Last night, I was walking along the road when suddenly the Moon appeared, suspended in the black sky: bright gold. The Harvest Moon! I thought, but it isn't the season for harvest. . . Drawn like a moth to a candle, I changed my course, leaving the road and walking across the field toward the trees, toward the golden Moon. The frozen grass crunched beneath my shoes, and the cold seeped into my feet.
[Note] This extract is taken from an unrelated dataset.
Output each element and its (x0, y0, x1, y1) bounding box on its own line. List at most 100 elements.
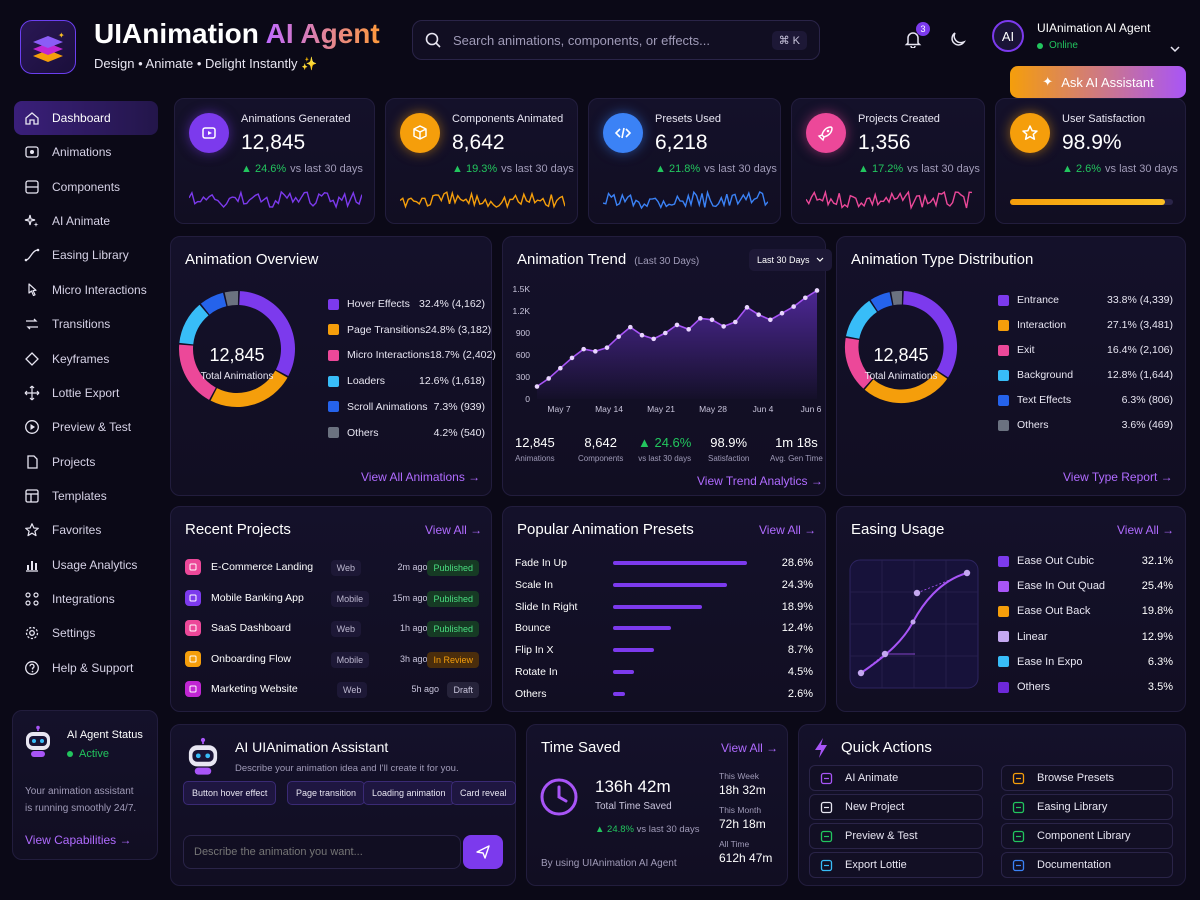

Behind the trees (their bare branches like lines of ink), the Moon hung. I have never seen it so warm. The Moon was amber, honey, copper, like a huge coin, a physical presence, ancient and alive, burnished gold. I walked toward it, transfixed. Its edges did not bleed into the blackness at all, almost as though it were a hole punched out of the sky, revealing the warm, welcoming light behind the coldness of space. But the Moon was too solid and bright to be a hole. Rather, it was a golden disk laid on a black velvet cloth. . . But the sky has no wrinkles, and the Moon was standing, not lying down, not sitting.
In the end, the Moon is the Moon, and anything else is a diminishment. Each time I see the full Moon, I am pierced to the core again.
I walked on, finally, when the chill soaked my bones. The Moon vanished into the horizon. But its golden light stayed. I walked like my pockets were full of gold coins, warm between my cold fingers.